I’ve never turned off JavaScript unless I feel like testing a site or determining practicality of scrapping. I work for a newspaper and I can tell you straight that none of our main sites function without JavaScript. Maybe sad but it is a reality. Doesn’t seem to impact our ad sales or audience otherwise we would hear about it. For most things the web is a privilege. Being a privilege means it doesn’t have to work for everyone. I mean if you are using an out of date browser or choose not to use JavaScript, fine but there are consequences. People can say all they want about this being “bad development” but fact of the matter is people making these decisions wok for some of the largest companies around. Bad developers or not I would be happy succumbing to these “bad practices” and working for some of the top companies in the industry. At the end of the day it is all about the dollar anyway. Again, we an’t going to kill anyone. I’m just really done fighting about these things. To many of the big players have already made an obvious stance. So I’m going to conserve my energy for other things. At least when it comes to work performed at my day job. That is the way I’ve been now for a little over the year. Some battles just aren’t worth fighting.
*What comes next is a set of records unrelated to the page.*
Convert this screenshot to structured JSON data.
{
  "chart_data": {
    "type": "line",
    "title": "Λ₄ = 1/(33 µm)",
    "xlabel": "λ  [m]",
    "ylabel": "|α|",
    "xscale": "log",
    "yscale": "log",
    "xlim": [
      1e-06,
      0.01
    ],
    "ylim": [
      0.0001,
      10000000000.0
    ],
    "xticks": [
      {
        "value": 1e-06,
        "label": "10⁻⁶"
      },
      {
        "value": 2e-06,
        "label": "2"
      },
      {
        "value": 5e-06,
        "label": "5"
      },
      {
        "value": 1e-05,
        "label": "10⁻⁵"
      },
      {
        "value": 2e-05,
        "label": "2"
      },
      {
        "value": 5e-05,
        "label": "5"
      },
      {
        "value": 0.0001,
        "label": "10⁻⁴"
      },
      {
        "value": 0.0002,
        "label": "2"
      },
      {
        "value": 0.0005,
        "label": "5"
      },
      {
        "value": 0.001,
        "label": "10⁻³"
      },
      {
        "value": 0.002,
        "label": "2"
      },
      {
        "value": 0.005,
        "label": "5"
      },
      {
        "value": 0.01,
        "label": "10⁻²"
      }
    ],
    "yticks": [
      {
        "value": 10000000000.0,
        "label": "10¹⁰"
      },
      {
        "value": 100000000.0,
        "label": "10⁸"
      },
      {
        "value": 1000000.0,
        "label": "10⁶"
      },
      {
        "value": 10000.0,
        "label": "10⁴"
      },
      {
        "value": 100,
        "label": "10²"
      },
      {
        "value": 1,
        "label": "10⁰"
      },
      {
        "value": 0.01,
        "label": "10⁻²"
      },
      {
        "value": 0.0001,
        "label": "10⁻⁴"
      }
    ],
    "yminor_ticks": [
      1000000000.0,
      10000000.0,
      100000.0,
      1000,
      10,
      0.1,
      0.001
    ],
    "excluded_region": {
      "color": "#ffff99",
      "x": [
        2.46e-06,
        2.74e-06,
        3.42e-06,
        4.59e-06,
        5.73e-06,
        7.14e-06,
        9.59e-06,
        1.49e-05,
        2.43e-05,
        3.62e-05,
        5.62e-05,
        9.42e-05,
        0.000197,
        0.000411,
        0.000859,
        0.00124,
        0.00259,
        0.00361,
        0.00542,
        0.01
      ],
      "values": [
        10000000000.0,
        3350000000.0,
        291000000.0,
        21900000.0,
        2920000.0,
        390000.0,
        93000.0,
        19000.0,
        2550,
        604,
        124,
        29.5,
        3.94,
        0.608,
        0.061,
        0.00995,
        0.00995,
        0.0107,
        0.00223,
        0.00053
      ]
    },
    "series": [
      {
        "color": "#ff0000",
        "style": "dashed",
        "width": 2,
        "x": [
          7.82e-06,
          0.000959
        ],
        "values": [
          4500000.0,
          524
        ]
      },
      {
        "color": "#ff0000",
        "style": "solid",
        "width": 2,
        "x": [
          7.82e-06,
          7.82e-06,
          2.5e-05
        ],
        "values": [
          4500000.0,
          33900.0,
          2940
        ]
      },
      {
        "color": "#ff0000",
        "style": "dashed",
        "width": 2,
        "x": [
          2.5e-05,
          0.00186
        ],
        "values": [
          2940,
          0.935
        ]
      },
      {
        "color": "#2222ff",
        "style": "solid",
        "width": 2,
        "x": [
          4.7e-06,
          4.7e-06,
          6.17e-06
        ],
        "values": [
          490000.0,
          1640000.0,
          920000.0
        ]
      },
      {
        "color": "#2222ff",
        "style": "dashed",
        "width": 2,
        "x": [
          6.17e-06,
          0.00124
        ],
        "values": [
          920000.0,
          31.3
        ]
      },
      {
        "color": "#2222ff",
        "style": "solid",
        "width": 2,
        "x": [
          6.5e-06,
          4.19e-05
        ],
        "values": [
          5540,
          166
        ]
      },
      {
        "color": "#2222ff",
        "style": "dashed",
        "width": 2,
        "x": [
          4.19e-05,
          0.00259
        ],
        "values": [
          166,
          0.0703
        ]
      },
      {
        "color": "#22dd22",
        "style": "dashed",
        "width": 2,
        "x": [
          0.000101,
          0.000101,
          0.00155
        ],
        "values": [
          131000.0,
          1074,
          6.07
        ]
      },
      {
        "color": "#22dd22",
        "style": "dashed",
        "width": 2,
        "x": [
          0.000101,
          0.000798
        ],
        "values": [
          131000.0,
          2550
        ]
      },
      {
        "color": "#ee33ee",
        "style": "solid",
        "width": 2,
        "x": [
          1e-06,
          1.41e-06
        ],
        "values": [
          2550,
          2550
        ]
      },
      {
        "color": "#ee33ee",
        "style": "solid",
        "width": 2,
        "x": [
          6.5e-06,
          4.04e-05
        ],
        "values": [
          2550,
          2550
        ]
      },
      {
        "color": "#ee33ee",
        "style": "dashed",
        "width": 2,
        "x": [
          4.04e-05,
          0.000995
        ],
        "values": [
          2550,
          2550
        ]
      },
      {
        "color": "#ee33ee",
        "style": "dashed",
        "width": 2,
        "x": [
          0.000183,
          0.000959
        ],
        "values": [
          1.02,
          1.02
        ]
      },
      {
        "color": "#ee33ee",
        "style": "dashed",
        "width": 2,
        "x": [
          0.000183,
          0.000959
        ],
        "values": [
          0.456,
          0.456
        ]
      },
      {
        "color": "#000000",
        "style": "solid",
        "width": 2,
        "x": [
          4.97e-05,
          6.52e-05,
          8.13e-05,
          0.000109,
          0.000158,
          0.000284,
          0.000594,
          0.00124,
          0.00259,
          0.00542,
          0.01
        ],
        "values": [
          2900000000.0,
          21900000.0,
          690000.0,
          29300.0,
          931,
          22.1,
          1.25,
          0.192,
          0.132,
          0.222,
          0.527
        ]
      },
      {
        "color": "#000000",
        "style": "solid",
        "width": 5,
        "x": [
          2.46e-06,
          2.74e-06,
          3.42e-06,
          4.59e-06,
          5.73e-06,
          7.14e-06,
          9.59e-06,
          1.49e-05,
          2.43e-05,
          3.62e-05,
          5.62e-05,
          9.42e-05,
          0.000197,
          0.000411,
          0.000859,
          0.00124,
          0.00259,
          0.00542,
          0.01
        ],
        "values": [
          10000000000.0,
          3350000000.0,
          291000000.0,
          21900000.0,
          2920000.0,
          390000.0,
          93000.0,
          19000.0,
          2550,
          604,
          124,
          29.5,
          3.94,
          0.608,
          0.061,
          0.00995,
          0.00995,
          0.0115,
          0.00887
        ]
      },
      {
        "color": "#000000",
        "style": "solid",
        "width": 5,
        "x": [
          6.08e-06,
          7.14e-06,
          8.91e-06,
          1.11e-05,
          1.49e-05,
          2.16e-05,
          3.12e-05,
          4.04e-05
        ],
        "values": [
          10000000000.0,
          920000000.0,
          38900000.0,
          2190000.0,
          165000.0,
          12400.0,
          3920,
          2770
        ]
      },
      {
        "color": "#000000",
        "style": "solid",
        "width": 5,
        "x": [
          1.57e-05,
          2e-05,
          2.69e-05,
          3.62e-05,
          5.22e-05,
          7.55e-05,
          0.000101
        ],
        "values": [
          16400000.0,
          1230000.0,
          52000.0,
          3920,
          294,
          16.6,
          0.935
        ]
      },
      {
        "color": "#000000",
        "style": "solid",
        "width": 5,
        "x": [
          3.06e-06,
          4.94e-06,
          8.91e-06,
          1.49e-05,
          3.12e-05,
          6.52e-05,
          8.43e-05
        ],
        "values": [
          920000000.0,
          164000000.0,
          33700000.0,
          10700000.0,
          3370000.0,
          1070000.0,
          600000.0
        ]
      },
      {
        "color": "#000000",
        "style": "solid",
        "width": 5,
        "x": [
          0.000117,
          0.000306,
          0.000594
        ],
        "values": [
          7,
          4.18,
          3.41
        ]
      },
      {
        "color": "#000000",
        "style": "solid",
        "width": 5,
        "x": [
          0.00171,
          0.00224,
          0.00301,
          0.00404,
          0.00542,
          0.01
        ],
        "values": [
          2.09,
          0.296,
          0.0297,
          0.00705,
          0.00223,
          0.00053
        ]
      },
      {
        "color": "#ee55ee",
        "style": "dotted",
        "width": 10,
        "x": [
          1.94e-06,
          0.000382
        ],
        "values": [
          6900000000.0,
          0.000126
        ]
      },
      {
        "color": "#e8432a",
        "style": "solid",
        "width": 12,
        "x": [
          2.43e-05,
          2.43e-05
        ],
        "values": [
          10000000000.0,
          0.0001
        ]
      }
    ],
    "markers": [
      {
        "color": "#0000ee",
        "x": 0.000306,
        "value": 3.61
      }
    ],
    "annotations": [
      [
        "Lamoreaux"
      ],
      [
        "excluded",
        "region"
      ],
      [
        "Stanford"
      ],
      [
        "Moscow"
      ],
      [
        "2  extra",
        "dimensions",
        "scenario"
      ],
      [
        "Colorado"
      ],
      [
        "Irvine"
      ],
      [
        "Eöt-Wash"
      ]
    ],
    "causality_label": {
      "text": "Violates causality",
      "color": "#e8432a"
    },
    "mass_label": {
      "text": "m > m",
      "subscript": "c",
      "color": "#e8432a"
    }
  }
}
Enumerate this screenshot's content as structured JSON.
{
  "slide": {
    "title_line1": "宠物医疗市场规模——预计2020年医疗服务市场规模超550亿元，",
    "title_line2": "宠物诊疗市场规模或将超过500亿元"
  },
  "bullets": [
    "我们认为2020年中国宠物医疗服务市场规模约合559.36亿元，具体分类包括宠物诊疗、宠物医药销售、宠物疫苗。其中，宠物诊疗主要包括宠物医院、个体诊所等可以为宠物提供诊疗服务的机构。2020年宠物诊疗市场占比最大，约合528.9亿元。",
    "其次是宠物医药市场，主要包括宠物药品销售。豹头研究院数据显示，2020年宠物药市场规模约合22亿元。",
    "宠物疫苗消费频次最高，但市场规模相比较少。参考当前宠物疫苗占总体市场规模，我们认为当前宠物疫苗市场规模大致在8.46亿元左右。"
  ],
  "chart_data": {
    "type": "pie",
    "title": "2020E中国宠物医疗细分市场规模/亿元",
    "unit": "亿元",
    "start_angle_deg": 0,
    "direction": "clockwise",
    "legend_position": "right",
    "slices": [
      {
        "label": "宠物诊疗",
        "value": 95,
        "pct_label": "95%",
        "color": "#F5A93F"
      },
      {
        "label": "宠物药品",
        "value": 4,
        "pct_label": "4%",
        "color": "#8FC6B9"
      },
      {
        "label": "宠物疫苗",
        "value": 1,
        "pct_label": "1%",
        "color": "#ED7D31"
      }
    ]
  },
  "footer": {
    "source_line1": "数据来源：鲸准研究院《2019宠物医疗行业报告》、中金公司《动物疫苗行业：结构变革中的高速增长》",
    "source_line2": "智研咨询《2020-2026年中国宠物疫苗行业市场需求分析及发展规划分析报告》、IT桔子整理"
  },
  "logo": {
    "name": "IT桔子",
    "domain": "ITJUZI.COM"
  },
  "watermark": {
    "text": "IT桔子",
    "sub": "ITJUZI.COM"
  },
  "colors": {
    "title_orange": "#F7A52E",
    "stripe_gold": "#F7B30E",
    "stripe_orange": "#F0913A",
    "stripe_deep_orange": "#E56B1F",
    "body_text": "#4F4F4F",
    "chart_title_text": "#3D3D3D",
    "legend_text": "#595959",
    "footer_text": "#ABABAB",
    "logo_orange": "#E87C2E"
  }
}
You don’t know that for sure. There are many sites that convey critical info, like disaster warnings. Imagine if that info was only served by JS … and the site was under heavy load because of a spike in traffic … and the content was not loading properly because of all the unnecessary server calls … or the user could only access the site with assistive technology that couldn’t read the JS-controlled content …

There’s no good reason to abandon the basics of the web just to offer up a fancier experience (which I doubt most people want anyway. As poes said, it’s usually getting something done, or getting some info, that is the goal.) It may be that many users have already determined that your newspaper site is not a good place for them to go for news because it’s inaccessible … so you’d be largely unaware that a potential audience has gone somewhere else. The national news service I use works well with JS off, yet it’s a nice looking site.